Fuss-free stir-fried eggplants, a perfect side dish

Quick and easy stir-fried eggplant side dish. PHOTO: THE KOREA HERALD

SEOUL (THE KOREA HERALD/ASIA NEWS NETWORK) - In the summertime, Korean tables are full of vegetable side dishes. Here is a quick and easy summer side dish made with eggplants.

Asian eggplants have tender skin and sweet flesh. Look for slender eggplants with a rich purple colour and shiny skin, and without any soft or brown spots.

To add a pop of green to the dish, I used a couple of green chilli peppers for this recipe. Garlic chives (buchu) works really well with this dish as well. Sometimes, I also add a handful of mushrooms (oyster, king, or shiitake mushrooms). If you use more vegetables than the recipe calls for, be sure to add more seasoning.

This is a mild version seasoned with soya sauce. You can use a little bit of oyster sauce too if you have it. It will add another layer to the flavours.

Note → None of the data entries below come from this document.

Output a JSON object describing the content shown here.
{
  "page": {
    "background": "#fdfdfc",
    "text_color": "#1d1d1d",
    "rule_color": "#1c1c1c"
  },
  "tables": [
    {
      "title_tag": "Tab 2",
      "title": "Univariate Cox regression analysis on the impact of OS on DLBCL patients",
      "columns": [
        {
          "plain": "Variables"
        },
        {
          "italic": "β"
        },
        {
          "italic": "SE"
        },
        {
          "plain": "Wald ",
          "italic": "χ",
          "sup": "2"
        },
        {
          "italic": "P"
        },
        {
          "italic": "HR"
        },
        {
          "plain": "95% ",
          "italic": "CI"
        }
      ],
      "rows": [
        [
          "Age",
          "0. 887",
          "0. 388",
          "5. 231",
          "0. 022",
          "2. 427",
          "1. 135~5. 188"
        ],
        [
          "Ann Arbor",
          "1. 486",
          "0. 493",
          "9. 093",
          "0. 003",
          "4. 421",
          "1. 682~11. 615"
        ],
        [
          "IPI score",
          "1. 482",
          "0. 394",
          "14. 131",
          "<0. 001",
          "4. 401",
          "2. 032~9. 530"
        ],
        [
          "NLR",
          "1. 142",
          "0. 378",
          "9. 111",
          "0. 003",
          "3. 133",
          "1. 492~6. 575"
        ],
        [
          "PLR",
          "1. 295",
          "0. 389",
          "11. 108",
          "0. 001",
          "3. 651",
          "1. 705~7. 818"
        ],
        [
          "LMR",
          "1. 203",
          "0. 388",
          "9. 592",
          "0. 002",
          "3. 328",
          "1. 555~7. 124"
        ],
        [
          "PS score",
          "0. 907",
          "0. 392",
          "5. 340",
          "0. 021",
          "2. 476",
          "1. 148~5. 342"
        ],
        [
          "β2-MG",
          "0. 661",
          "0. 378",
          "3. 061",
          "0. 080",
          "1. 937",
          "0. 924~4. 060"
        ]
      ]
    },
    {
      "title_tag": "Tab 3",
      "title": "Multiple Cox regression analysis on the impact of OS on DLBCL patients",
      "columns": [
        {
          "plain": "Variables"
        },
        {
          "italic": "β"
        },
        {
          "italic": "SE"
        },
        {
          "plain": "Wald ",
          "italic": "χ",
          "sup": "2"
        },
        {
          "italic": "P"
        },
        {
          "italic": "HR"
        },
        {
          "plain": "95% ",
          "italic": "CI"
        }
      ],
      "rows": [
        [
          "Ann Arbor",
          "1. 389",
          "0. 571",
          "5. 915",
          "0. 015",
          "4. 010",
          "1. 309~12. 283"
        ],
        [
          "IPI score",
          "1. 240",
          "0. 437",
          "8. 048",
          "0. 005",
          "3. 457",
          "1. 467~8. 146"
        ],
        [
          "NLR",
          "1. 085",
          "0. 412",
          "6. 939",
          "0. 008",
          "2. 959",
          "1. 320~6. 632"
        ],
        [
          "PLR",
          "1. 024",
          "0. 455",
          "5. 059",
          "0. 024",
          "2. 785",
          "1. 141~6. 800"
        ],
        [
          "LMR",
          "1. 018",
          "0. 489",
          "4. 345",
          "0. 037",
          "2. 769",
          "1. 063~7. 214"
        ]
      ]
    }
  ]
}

GAJI BOKKEUM (STIR-FRIED EGGPLANTS)

INGREDIENTS

1 eggplant, about 200g

1⁄2 medium onion

2 small green chilli peppers

1 Tbs soya sauce

1 Tbs rice wine

1 Tbs corn syrup (Korean oligodang) or 1 tsp sugar

Cooking oil

2 garlic cloves, thinly sliced

1 small thumb-size piece of ginger, cut into matchsticks

A pinch of salt and pepper

1⁄2 Tbs sesame oil

1⁄2 tsp sesame seeds

1 eggplant, about 200g

METHOD

1. Cut the eggplants lengthwise in half. Then cut diagonally into slices about three-quarters of a centimeter thick.

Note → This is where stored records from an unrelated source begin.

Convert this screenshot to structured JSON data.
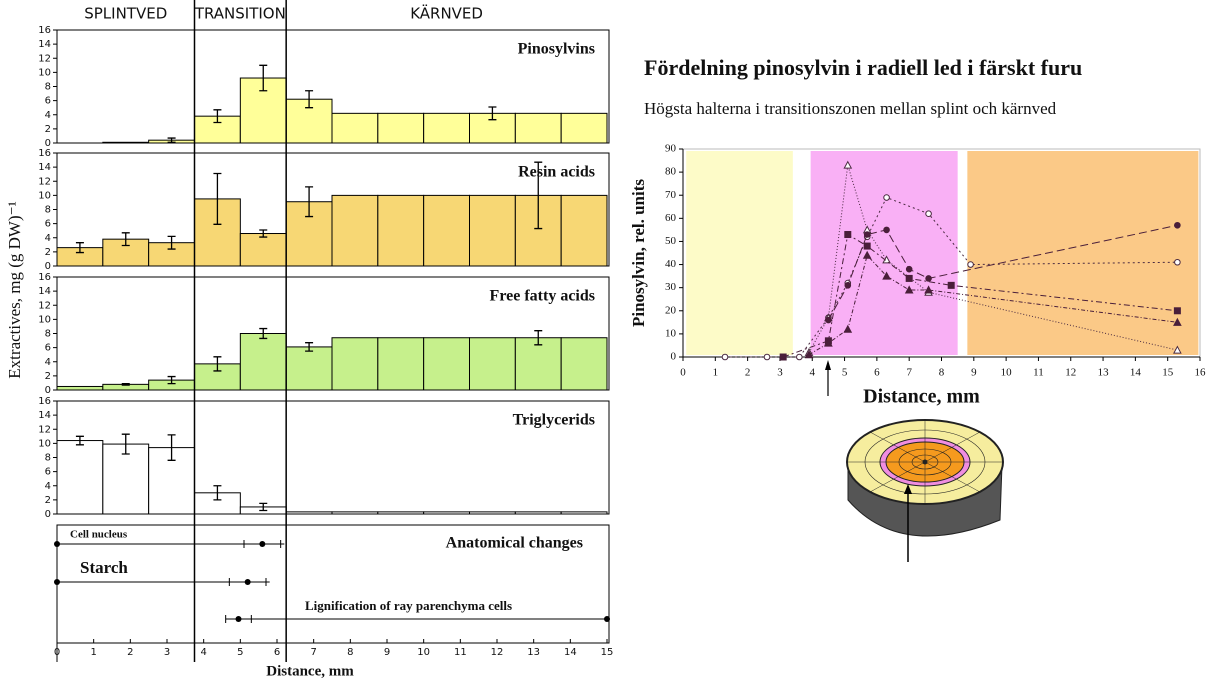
{
  "chart_data": [
    {
      "type": "bar",
      "zones": [
        {
          "label": "SPLINTVED",
          "start": 0,
          "end": 3.75
        },
        {
          "label": "TRANSITION",
          "start": 3.75,
          "end": 6.25
        },
        {
          "label": "KÄRNVED",
          "start": 6.25,
          "end": 15
        }
      ],
      "ylabel": "Extractives, mg (g DW)⁻¹",
      "xlabel": "Distance, mm",
      "bins": [
        0,
        1.25,
        2.5,
        3.75,
        5,
        6.25,
        7.5,
        8.75,
        10,
        11.25,
        12.5,
        13.75,
        15
      ],
      "xlim": [
        0,
        15
      ],
      "xticks": [
        0,
        1,
        2,
        3,
        4,
        5,
        6,
        7,
        8,
        9,
        10,
        11,
        12,
        13,
        14,
        15
      ],
      "ylim": [
        0,
        16
      ],
      "yticks": [
        0,
        2,
        4,
        6,
        8,
        10,
        12,
        14,
        16
      ],
      "panels": [
        {
          "label": "Pinosylvins",
          "color": "#ffff99",
          "values": [
            0,
            0.1,
            0.4,
            3.8,
            9.2,
            6.2,
            4.2,
            4.2,
            4.2,
            4.2,
            4.2,
            4.2
          ],
          "errors": [
            null,
            null,
            0.3,
            0.9,
            1.8,
            1.2,
            null,
            null,
            null,
            0.9,
            null,
            null
          ]
        },
        {
          "label": "Resin acids",
          "color": "#f7d774",
          "values": [
            2.6,
            3.8,
            3.3,
            9.5,
            4.6,
            9.1,
            10,
            10,
            10,
            10,
            10,
            10
          ],
          "errors": [
            0.7,
            0.9,
            0.9,
            3.6,
            0.5,
            2.1,
            null,
            null,
            null,
            null,
            4.7,
            null
          ]
        },
        {
          "label": "Free fatty acids",
          "color": "#c6f08c",
          "values": [
            0.5,
            0.8,
            1.4,
            3.7,
            8,
            6.1,
            7.4,
            7.4,
            7.4,
            7.4,
            7.4,
            7.4
          ],
          "errors": [
            null,
            0.1,
            0.5,
            1,
            0.7,
            0.6,
            null,
            null,
            null,
            null,
            1,
            null
          ]
        },
        {
          "label": "Triglycerids",
          "color": "#ffffff",
          "values": [
            10.4,
            9.9,
            9.4,
            3,
            1,
            0.3,
            0.3,
            0.3,
            0.3,
            0.3,
            0.3,
            0.3
          ],
          "errors": [
            0.6,
            1.4,
            1.8,
            1,
            0.5,
            null,
            null,
            null,
            null,
            null,
            null,
            null
          ]
        }
      ],
      "anatomy": {
        "label": "Anatomical changes",
        "rows": [
          {
            "label": "Cell nucleus",
            "line": [
              0,
              6.2
            ],
            "dots": [
              0,
              5.6
            ],
            "whisker": [
              5.1,
              6.1
            ]
          },
          {
            "label": "Starch",
            "line": [
              0,
              5.8
            ],
            "dots": [
              0,
              5.2
            ],
            "whisker": [
              4.7,
              5.7
            ]
          },
          {
            "label": "Lignification of ray parenchyma cells",
            "line": [
              4.6,
              15
            ],
            "dots": [
              4.95,
              15
            ],
            "whisker": [
              4.6,
              5.3
            ]
          }
        ]
      }
    },
    {
      "type": "line",
      "title": "Fördelning pinosylvin i radiell led i färskt furu",
      "subtitle": "Högsta halterna i transitionszonen mellan splint och kärnved",
      "xlabel": "Distance, mm",
      "ylabel": "Pinosylvin, rel. units",
      "xlim": [
        0,
        16
      ],
      "xticks": [
        0,
        1,
        2,
        3,
        4,
        5,
        6,
        7,
        8,
        9,
        10,
        11,
        12,
        13,
        14,
        15,
        16
      ],
      "ylim": [
        0,
        90
      ],
      "yticks": [
        0,
        10,
        20,
        30,
        40,
        50,
        60,
        70,
        80,
        90
      ],
      "zones": [
        {
          "start": 0.1,
          "end": 3.4,
          "color": "#fdfbc8"
        },
        {
          "start": 3.95,
          "end": 8.5,
          "color": "#f9b0f5"
        },
        {
          "start": 8.8,
          "end": 15.95,
          "color": "#fbc987"
        }
      ],
      "series": [
        {
          "marker": "circle-open",
          "dash": "2,3",
          "color": "#4a2a40",
          "x": [
            1.3,
            2.6,
            3.6,
            4.5,
            5.1,
            5.7,
            6.3,
            7.6,
            8.9,
            15.3
          ],
          "values": [
            0,
            0,
            0,
            17,
            32,
            52,
            69,
            62,
            40,
            41
          ]
        },
        {
          "marker": "triangle-open",
          "dash": "1,2",
          "color": "#4a2a40",
          "x": [
            3.9,
            4.5,
            5.1,
            5.7,
            6.3,
            7.6,
            15.3
          ],
          "values": [
            2,
            17,
            83,
            55,
            42,
            28,
            3
          ]
        },
        {
          "marker": "square",
          "dash": "6,3,2,3",
          "color": "#4a1f3a",
          "x": [
            3.1,
            4.5,
            5.1,
            5.7,
            7,
            8.3,
            15.3
          ],
          "values": [
            0,
            7,
            53,
            48,
            34,
            31,
            20
          ]
        },
        {
          "marker": "circle",
          "dash": "8,4",
          "color": "#4a1f3a",
          "x": [
            4.5,
            5.1,
            5.7,
            6.3,
            7,
            7.6,
            15.3
          ],
          "values": [
            16,
            31,
            53,
            55,
            38,
            34,
            57
          ]
        },
        {
          "marker": "triangle",
          "dash": "4,2,1,2",
          "color": "#4a1f3a",
          "x": [
            3.9,
            4.5,
            5.1,
            5.7,
            6.3,
            7,
            7.6,
            15.3
          ],
          "values": [
            1,
            6,
            12,
            44,
            35,
            29,
            29,
            15
          ]
        }
      ]
    }
  ]
}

2. Thinly slice the onion, and slice the chilli peppers diagonally.

3. For the seasoning, mix the soya sauce, rice wine, and corn syrup (or sugar) in a small ball.

4. Heat a pan with a tablespoon of cooking oil over medium high heat. Add the onion, garlic, and ginger, and stir-fry until fragrant. Add the eggplants and stir-fry, for a minute or two until they start to soften.

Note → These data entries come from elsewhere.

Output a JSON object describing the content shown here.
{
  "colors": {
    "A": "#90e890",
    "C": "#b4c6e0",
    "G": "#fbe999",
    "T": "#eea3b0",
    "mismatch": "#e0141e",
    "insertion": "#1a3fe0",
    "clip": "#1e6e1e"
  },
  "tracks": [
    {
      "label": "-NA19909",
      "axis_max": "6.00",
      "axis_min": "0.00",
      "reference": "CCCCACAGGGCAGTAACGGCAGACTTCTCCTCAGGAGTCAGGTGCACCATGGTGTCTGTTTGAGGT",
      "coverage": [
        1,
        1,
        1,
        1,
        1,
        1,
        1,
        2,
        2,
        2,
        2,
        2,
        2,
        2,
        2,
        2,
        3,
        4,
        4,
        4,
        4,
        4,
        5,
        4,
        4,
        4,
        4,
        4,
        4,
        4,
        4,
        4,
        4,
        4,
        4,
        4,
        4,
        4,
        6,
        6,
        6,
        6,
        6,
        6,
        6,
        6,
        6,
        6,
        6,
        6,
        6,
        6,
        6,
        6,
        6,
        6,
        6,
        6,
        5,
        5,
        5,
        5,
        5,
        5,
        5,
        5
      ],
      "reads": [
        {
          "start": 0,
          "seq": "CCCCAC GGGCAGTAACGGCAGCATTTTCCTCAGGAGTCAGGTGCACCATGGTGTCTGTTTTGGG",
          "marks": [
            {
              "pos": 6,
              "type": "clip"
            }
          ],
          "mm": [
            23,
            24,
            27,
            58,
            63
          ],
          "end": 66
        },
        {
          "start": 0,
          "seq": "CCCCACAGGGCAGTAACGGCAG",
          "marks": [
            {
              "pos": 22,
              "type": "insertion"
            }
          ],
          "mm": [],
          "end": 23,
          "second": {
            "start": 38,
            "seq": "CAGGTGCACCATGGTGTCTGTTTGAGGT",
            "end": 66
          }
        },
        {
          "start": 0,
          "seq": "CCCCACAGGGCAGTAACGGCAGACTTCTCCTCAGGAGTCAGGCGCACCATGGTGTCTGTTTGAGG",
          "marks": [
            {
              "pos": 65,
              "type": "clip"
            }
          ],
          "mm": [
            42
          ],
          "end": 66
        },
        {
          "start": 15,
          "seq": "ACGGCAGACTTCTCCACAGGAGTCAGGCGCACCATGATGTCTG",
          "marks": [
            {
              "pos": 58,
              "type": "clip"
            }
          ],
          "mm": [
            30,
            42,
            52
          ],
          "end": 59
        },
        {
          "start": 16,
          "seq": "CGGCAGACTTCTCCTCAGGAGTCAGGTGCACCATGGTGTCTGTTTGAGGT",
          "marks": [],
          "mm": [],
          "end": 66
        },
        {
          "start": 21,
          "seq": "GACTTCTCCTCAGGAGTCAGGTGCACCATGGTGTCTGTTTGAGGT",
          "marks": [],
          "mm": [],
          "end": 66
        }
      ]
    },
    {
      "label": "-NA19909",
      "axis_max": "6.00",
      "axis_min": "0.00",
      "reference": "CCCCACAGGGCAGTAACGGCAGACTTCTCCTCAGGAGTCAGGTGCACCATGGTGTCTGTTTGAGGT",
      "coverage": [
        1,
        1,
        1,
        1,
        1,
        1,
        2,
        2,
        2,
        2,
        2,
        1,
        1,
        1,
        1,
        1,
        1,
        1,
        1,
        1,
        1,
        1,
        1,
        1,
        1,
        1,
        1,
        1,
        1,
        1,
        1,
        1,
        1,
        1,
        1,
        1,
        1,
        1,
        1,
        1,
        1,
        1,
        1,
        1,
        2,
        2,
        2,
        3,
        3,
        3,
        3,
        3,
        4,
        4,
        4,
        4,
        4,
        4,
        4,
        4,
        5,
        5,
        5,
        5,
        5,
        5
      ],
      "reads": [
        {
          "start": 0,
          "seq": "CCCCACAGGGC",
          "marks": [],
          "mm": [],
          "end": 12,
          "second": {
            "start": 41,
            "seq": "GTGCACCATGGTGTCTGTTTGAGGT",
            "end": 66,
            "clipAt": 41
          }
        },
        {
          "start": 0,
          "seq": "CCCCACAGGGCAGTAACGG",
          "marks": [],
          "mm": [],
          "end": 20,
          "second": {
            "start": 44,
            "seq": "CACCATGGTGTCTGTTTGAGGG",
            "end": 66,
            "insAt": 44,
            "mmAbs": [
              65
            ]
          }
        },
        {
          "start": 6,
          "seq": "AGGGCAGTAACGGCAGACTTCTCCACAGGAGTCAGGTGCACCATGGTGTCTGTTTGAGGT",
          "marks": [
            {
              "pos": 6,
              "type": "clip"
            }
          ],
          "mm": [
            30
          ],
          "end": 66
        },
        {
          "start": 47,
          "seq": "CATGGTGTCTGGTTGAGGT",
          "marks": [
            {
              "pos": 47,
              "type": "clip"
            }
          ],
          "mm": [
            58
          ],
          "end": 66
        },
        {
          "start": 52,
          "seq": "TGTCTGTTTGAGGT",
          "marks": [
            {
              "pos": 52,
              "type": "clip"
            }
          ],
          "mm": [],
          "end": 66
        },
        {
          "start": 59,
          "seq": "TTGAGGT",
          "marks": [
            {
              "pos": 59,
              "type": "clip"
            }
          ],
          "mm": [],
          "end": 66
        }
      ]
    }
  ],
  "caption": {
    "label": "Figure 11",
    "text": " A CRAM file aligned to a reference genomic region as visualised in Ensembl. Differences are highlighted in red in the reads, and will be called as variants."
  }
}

5. Stir in the seasoning from step 3, and then add the peppers.

6. Continue to stir-fry until the eggplants are well-coated with the seasoning and the pepper is slightly wilted. Season with salt and pepper to taste. Turn the heat off.

7. Drizzle the sesame oil over, and mix well again. Sprinkle with the sesame seeds to serve.